İsrail devletinin devasa güvenlik açığının baş sebebini popülizmde buluyor Harari. 

“İsrail” diyor özetle; “yıllardan beri güçlü lider popülizminde karşılık bulan Netanyahu ile yönetiliyor. Netanyahu kişisel çıkarlarını kollarken, ulusal çıkarları savsakladı. Kariyerini fay hatları üzerinde inşa etti. Liyakat yerine kilit yerlere yandaşları getirdi. Fanatik dincilerle oportünistlerden oluşan son Netanyahu koalisyonu, İsrail’in başına gelen en berbat koalisyon oldu.

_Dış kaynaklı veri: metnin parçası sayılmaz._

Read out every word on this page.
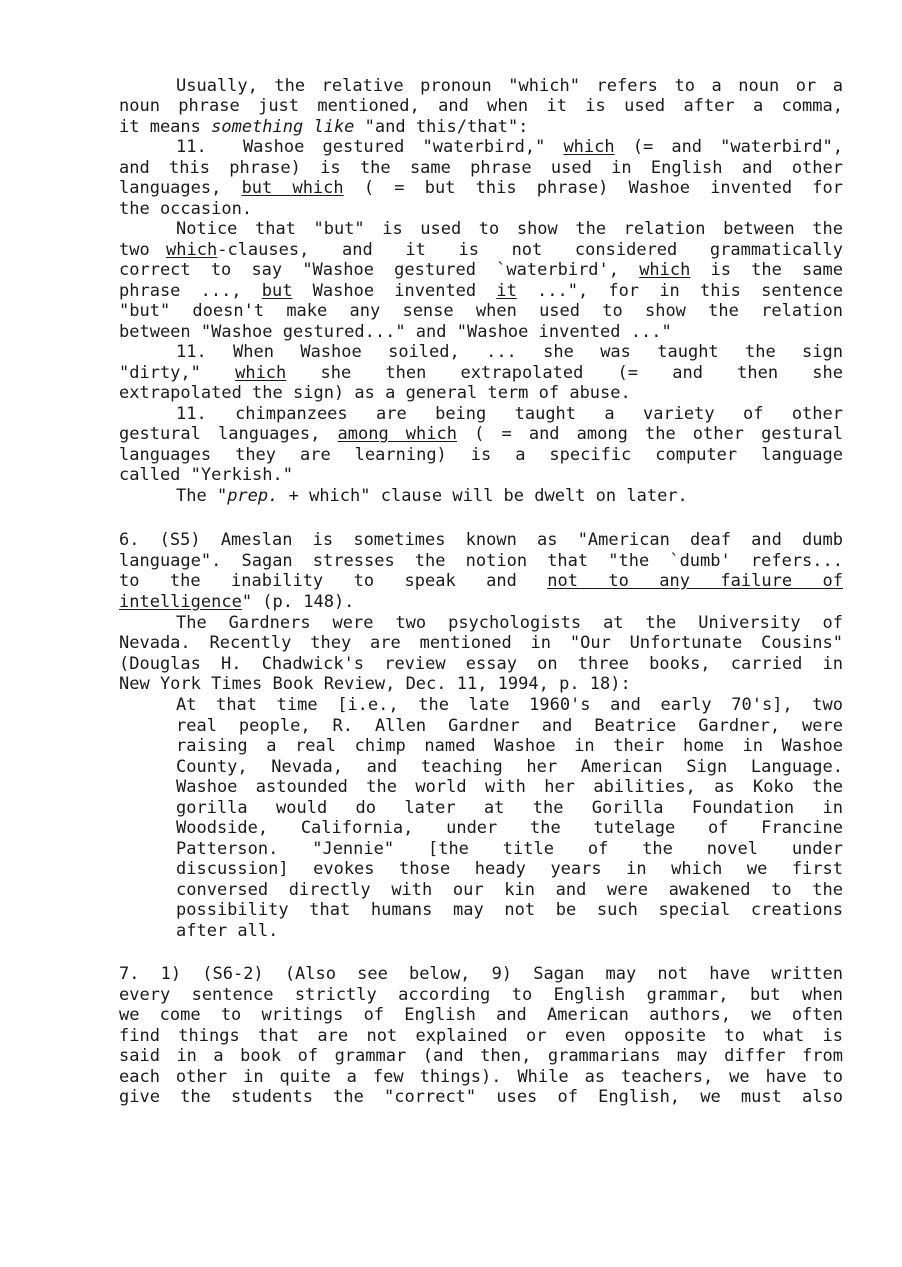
Usually, the relative pronoun "which" refers to a noun or a
noun phrase just mentioned, and when it is used after a comma,
it means something like "and this/that":
11.  Washoe gestured "waterbird," which (= and "waterbird",
and this phrase) is the same phrase used in English and other
languages, but which ( = but this phrase) Washoe invented for
the occasion.
Notice that "but" is used to show the relation between the
two which-clauses,  and  it  is  not  considered  grammatically
correct to say "Washoe gestured `waterbird', which is the same
phrase ..., but Washoe invented it ...", for in this sentence
"but" doesn't make any sense when used to show the relation
between "Washoe gestured..." and "Washoe invented ..."
11.  When  Washoe  soiled,  ...  she  was  taught  the  sign
"dirty,"  which  she  then  extrapolated  (=  and  then  she
extrapolated the sign) as a general term of abuse.
11.  chimpanzees  are  being  taught  a  variety  of  other
gestural languages, among which ( = and among the other gestural
languages they are learning) is a specific computer language
called "Yerkish."
The "prep. + which" clause will be dwelt on later.
6. (S5) Ameslan is sometimes known as "American deaf and dumb
language". Sagan stresses the notion that "the `dumb' refers...
to  the  inability  to  speak  and  not  to  any  failure  of
intelligence" (p. 148).
The Gardners were two psychologists at the University of
Nevada. Recently they are mentioned in "Our Unfortunate Cousins"
(Douglas H. Chadwick's review essay on three books, carried in
New York Times Book Review, Dec. 11, 1994, p. 18):
At that time [i.e., the late 1960's and early 70's], two
real people, R. Allen Gardner and Beatrice Gardner, were
raising a real chimp named Washoe in their home in Washoe
County, Nevada, and teaching her American Sign Language.
Washoe astounded the world with her abilities, as Koko the
gorilla  would  do  later  at  the  Gorilla  Foundation  in
Woodside,  California,  under  the  tutelage  of  Francine
Patterson.  "Jennie"  [the  title  of  the  novel  under
discussion]  evokes  those  heady  years  in  which  we  first
conversed directly with our kin and were awakened to the
possibility that humans may not be such special creations
after all.
7. 1) (S6-2) (Also see below, 9) Sagan may not have written
every sentence strictly according to English grammar, but when
we come to writings of English and American authors, we often
find things that are not explained or even opposite to what is
said in a book of grammar (and then, grammarians may differ from
each other in quite a few things). While as teachers, we have to
give the students the "correct" uses of English, we must also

Çıkarcılık ve dincilik uğruna bölücü politikalar sürdürülürken icraatlerine karşı çıkanları hainlikle damgaladılar. Bu siyasetlerin güvenlik zaafı yarattığı yolundaki uyarılara Netanyahu kulak vermedi. İsrail-Filistin sorununa hangi açıdan bakarsanız bakın, yalın bir gerçek varsa o da popülizmin İsrail devletini çürütmüş olmasıdır. Bu, tüm dünya demokrasileri için ders çıkarılması gereken bir uyarı olmalı.”

DÜNYA DAHA SAĞA KAYACAK

Artık tarih olan barış süreci yıllarında gittiğim İsrail’de bizzat tanıdığım ve röportaj yaptığım bir başka barış yanlısı usta yazar David Grossman da keza gene farklı bir şey söylemiyor. 

Netanyahu hükümetleri ile çürümüş liderliğinin yargı, eğitim, ordu gibi ülkenin üç temel kurumunu perişan ettiğini, İsaraillilerin son yıllardaki tüm enerjilerinin Netanyahu ailesinin Çavuşevsku-vari serüvenleriyle emildiğini, toplumun ortadan büsbütün bölündüğünü, birlik-beraberlik adına bunun başlıbaşına bir güvenlik zaafı yarattığını belirtiyor “güvercin” Grossman. Harari’den öte bir saptamayla, savaşın İsrail’i ve İsrail’le birlikte dünyanın gerisini daha da sağa kaydıracağını, radikalleştireceğini ve militanlaştıracağını öngörüyor. 

“Savaşla, İsrail kimliğini şekillendiren en uç önyargılar ve nefret kalıplarının derinleşeceğini, İsrail politikasını şartlayan en geleneksel kutuplaşma ve yarılmaların artacağını, keskinleşeceğini” değerlendiriyor. 

Diyalog umudunun uzun seneler için heyhat sonlanacağından dem vuruyor. 

Baştan itibaren çok büyük olasılıkla “reel politik” güçlerce murat edilen tam da buydu: Filistinliler ve Filistin varlığı ile diyalog imkanlarını tamamiyle yok etmek. 

Berlin Duvarı’nın yıkılması sonrasında dünya çapında umut yaratan en başlıca gelişmelerden biri 1993’teki Clinton, Rabin, Arafat’ın tarihi el sıkışması olmuştu.

Bu kilometre taşı barış dalgası yalnızca iki yıl sürdü. 

1995’te sürecin başkahramanlarından Rabin’in İsrail’in radikal sağcıları tarafından ortadan kaldırılmasıyla, frenlenemeyen bir geri salınıma girildi. Derken 2000’de İsrail askerleriyle Mescidi Aksa’ya giren sağcı Şaron’la, ikinci geri vites yaşandı. Şaron’un sağ kolu Dov Weisglass’ın damardan ifadesiyle hedef o tarihten itibaren “Filistinlilerle siyasi görüşmeleri sonlandırmak” olageldi. 

7 Ekim saldırısı diyalog parantezini görünebilir gelecekte artık geri dönüş olmaksızın kapatıyor. Bundan sonrası tam bir kara delik.